For those new to the game, or perhaps those who have watched for a while but would like to be better educated as to what happens to the part of the team that almost never has the football, this piece is designed to take some of the phrases you may have heard bandied about by commentators (or on games like Madden), and offer a brief explanation as to just what they mean. If you are wanting a full breakdown of the 1985 Chicago Bears 46 defense blitz package, I’m not your guy.
A team’s base defense is the formation they line up most often, and usually at the beginning of the game. If in doubt, this is the alignment a team will rely on. In the NFL, there are two main defensive alignments, the 4-3 (four defensive linemen, three linebackers) and the 3-4 (three defensive linemen, four linebackers).
The 4-3 defense relies on the front four to rush the passer (tackle the quarterback), leaving the other seven players to deal with pass catchers and run support. The coaches most partial to using the 4-3 as their base defense are the Philadelphia Eagles defensive coordinator Jim Schwartz, Los Angeles Rams DC Greg Williams and Seattle Seahawks head coach Pete Carroll.
The 3-4 differs from the 4-3, by having just three defensive linemen. Their primary assignment is not to rush the passer, but to occupy blocking offensive linemen, leaving the outside linebackers (OLB) to get after the quarterback. 3-4 defensive linemen are often bigger than their 4-3 counterparts, as they will often have to deal with more than one offensive linemen. Main disciples of the 3-4 are Wade Phillips of the Denver Broncos, Romeo Crennell of the Houston Texans and Rex Ryan of the Buffalo Bills.
Taken from the German word “Blitzkreig” meaning “lightning war”, blitzes are situations where a defense will send additional players to sack the quarterback. Originally called “red dogging”, schemes using two or more players were known as blitzes. Nowadays, all situations in which additional rushers are utilised are known as blitzes. The most common players to be used to blitz are linebackers, while defensive back blitzes are not as common. This is because it removes a player from the pass coverage, leaving a gap a quarterback can exploit if he can avoid the pass rush and get a pass off quickly.
Defensive coaches like Dick LeBeau (longtime Pittsburgh Steelers defensive coordinator, now a defensive coach with the Tennessee Titans) used what is called the “zone blitz”. This is a situation in which players usually expected to rush the passer will instead drop into pass coverage, allowing a linebacker or defensive back to get after the passer. This element of deception can lead to confusion for the quarterback, causing him to rush his throw or wait too long to get his pass off.

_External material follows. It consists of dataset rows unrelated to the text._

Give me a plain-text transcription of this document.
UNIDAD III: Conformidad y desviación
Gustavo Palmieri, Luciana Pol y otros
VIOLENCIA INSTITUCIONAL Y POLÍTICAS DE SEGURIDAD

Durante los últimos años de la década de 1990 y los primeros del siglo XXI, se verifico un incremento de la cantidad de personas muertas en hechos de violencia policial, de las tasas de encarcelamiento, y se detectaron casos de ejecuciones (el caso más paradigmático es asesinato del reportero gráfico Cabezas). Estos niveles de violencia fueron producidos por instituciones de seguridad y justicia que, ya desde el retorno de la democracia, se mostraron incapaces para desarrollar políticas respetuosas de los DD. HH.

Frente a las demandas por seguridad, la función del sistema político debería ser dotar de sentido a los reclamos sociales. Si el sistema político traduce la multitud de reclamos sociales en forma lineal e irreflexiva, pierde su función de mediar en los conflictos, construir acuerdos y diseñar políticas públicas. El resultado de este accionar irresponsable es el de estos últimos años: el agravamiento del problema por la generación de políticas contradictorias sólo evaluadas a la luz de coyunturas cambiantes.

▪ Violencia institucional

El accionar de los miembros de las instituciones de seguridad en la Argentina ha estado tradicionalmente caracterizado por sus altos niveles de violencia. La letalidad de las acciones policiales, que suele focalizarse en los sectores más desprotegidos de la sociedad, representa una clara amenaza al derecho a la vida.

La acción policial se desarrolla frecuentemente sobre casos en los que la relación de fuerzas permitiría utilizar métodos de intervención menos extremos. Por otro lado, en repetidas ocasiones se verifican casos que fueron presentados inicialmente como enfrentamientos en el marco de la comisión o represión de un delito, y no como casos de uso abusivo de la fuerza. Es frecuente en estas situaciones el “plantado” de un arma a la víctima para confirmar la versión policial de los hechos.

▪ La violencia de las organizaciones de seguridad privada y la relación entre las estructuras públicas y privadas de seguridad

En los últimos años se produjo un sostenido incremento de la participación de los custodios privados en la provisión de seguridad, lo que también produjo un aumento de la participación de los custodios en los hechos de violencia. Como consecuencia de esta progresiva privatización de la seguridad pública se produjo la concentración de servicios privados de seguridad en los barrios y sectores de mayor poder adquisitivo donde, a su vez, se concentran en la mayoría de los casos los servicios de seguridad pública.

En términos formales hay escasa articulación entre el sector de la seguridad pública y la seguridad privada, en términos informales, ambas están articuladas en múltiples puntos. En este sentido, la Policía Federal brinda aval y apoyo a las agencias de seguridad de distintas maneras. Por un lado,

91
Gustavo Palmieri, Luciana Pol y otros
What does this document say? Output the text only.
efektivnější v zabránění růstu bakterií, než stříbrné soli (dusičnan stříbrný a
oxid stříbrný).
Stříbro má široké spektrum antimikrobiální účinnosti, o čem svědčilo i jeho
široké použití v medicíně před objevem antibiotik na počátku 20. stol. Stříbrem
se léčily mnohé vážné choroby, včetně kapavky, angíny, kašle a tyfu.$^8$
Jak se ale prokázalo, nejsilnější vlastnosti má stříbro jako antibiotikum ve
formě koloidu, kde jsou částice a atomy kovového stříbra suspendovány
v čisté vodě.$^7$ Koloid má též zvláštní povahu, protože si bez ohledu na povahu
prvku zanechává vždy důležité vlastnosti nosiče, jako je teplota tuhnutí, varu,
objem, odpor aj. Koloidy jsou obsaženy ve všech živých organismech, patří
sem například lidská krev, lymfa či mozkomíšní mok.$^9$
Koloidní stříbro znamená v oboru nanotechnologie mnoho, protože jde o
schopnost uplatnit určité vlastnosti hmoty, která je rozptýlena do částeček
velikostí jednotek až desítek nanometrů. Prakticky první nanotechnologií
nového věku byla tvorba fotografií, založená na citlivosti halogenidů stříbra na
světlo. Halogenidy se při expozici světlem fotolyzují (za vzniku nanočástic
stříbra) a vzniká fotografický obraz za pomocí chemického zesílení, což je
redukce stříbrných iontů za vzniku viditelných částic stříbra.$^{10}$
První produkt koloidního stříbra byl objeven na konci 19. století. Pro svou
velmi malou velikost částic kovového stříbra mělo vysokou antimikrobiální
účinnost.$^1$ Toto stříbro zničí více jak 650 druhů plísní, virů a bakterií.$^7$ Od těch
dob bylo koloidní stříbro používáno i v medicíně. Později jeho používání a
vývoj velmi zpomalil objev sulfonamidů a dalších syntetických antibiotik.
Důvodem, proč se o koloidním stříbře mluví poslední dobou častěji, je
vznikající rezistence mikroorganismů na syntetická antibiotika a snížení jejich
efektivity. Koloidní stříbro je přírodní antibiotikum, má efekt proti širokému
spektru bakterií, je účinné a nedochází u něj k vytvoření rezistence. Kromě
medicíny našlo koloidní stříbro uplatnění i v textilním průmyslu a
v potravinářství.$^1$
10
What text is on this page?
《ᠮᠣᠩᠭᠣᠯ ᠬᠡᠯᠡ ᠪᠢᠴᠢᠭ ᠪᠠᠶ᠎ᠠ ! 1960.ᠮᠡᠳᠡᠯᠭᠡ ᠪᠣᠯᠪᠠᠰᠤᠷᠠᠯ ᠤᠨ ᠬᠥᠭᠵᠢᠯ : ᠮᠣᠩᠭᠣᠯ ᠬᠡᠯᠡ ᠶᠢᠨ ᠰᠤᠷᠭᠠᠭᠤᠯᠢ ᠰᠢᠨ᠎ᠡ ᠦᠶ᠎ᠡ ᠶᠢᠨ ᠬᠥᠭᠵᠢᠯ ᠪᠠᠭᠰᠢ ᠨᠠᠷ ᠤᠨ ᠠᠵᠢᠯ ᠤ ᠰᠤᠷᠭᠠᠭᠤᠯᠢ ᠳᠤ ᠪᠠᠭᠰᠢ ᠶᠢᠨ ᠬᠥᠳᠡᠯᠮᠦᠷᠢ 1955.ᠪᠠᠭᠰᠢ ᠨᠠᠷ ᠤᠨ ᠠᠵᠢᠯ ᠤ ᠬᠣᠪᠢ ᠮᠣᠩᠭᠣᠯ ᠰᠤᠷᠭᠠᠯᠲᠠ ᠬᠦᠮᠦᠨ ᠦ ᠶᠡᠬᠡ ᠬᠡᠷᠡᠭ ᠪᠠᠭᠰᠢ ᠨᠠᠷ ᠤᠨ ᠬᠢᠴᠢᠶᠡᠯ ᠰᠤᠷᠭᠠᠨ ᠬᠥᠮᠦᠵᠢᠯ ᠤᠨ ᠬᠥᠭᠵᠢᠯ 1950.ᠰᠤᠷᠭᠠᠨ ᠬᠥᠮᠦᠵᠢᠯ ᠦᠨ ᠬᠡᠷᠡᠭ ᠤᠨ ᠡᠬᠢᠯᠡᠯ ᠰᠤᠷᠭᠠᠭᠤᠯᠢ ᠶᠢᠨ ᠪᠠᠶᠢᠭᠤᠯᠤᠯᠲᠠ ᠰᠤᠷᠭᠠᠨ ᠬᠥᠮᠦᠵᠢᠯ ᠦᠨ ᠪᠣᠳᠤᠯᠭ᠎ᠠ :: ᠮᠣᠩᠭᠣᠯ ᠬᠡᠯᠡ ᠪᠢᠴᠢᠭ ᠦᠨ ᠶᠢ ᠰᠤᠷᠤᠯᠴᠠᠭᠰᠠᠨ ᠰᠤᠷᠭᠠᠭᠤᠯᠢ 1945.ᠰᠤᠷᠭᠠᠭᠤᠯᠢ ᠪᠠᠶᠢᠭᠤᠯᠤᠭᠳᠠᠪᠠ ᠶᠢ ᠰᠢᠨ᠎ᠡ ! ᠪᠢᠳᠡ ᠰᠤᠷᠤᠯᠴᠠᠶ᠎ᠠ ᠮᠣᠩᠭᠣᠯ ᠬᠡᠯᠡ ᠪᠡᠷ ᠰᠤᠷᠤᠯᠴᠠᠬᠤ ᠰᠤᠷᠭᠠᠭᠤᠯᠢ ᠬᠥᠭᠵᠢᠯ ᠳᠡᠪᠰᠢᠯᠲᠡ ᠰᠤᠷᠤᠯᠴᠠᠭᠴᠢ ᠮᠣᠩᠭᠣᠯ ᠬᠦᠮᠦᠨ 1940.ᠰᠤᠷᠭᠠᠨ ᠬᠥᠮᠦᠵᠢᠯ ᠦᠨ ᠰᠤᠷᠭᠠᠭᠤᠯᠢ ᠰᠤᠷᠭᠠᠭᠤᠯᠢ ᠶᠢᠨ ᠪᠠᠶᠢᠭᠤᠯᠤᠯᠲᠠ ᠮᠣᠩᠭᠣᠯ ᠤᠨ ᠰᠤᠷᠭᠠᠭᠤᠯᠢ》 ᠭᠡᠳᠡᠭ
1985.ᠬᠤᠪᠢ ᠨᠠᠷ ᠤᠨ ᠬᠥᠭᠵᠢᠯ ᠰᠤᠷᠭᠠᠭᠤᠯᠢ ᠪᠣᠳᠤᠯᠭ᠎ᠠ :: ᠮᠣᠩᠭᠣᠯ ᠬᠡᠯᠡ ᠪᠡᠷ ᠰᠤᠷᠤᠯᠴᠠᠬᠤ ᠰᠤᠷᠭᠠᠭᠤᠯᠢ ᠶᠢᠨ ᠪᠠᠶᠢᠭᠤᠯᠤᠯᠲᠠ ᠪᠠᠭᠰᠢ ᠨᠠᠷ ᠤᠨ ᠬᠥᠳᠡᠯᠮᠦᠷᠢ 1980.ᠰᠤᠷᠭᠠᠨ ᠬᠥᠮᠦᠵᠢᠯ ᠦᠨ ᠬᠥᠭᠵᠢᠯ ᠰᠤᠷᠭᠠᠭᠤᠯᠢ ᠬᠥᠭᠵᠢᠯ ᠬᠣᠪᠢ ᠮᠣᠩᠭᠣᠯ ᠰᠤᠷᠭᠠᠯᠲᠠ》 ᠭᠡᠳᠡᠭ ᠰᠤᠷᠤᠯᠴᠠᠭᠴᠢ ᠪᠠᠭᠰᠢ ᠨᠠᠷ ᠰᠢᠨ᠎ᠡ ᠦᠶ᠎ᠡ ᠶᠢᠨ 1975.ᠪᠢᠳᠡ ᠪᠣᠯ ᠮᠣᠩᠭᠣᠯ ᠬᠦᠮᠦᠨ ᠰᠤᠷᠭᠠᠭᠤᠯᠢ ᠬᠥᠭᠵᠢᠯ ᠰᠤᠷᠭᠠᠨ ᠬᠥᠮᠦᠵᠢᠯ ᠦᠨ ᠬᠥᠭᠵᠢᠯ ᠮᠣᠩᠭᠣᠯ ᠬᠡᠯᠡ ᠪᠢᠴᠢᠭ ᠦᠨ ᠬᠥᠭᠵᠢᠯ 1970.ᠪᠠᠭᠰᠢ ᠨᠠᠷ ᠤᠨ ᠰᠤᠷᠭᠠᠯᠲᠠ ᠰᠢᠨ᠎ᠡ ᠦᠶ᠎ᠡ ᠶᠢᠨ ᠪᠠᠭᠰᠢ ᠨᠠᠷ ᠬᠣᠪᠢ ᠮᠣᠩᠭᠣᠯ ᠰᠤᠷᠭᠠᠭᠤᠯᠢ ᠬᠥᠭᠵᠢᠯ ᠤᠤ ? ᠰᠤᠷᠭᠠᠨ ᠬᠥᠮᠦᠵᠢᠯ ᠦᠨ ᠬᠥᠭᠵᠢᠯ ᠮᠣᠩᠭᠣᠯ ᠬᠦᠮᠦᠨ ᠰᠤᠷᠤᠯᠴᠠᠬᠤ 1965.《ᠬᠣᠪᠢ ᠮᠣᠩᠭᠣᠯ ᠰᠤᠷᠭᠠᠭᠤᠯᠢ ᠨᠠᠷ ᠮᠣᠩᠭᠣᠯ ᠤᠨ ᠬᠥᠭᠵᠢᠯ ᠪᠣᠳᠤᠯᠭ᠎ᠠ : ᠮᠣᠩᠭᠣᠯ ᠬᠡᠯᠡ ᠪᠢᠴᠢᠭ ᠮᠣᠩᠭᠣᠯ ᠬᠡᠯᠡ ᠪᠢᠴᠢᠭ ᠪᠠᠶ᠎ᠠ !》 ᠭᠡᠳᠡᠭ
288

So that’s how most teams look to get after the passer. But what about the different ways then try and defend the pass, should the quarterback manage to avoid getting sacked? Again, there are two main schools, Zone Coverage and Man Coverage.
In zone coverage, players are responsible for defending a set part of the field, covering and tackling any pass receivers that come into their “zone”. There are different types of zone coverage, with the main two being Cover 1 and Cover 2. Cover 1, often termed “One High Safety”, has one of the two safeties staying far downfield, while Cover 2 is similar, but with both safeties staying deep, dividing the deep field between them. A popular variant of Cover 2 is known as “Tampa 2”, utilised by the Tampa Bay Buccaneers in the late 1990s and early 2000s. Like Cover 2, the two safeties will sit back, dividing the field in half, but the middle line backer will “sit in” in front of them, covering the middle of the field. Blitzing out of zone coverages is risky, as it can leave gaps in the open field for receivers to get open, but if all defenders patrol their zones properly this can close around defenders, eliminating big plays.
Man coverage, or “man to man defense” is generally more aggressive than zone coverage. Every potential receiver has a defender assigned to cover them, hence “man to man”. Using this method, teams are able to use their best defensive players to cover and track an offenses best player. Darrelle Revis of the New York Jets has been one of the best cover corners of the 21st century, while Deion Sanders was probably the finest cover corner of the last. The major flaw of man coverage is that it only takes one player to get beaten, or make a mistake, and there will be six points on the board.
NICKEL AND DIME BACKS
Occasionally, in passing situations, an offense will have more specialist pass catchers on the field than they would normally have in their base offense. In this situations, defenses will substitute a defensive linemen or a linebacker for an extra defensive back. This player is called a nickel back, and a team is set to be in “nickel” when five defensive backs are on the field. When there are six, it is called a “dime” defense. Defensive backs are generally smaller and quicker than linebackers and linemen, and are better equipped to cover faster receivers.
SEVEN/EIGHT MEN IN THE BOX
The “box” is also known as the tackle box, and is the area surrounding the line of scrimmage, stretching from the left offensive tackle to the right offensive tackle. Seven men in the box means that a team has seven players close to the line of scrimmage, in the case of a 4-3 team this would be the four lineman and the linebackers. If a safety is playing close to the line of scrimmage, this is called eight men in the box. This is often used to stifle or even stop a strong running back. Should the box be unable to stop a running back, this can lead to a big running play as the nearest free defender is usually way down field (one high safety).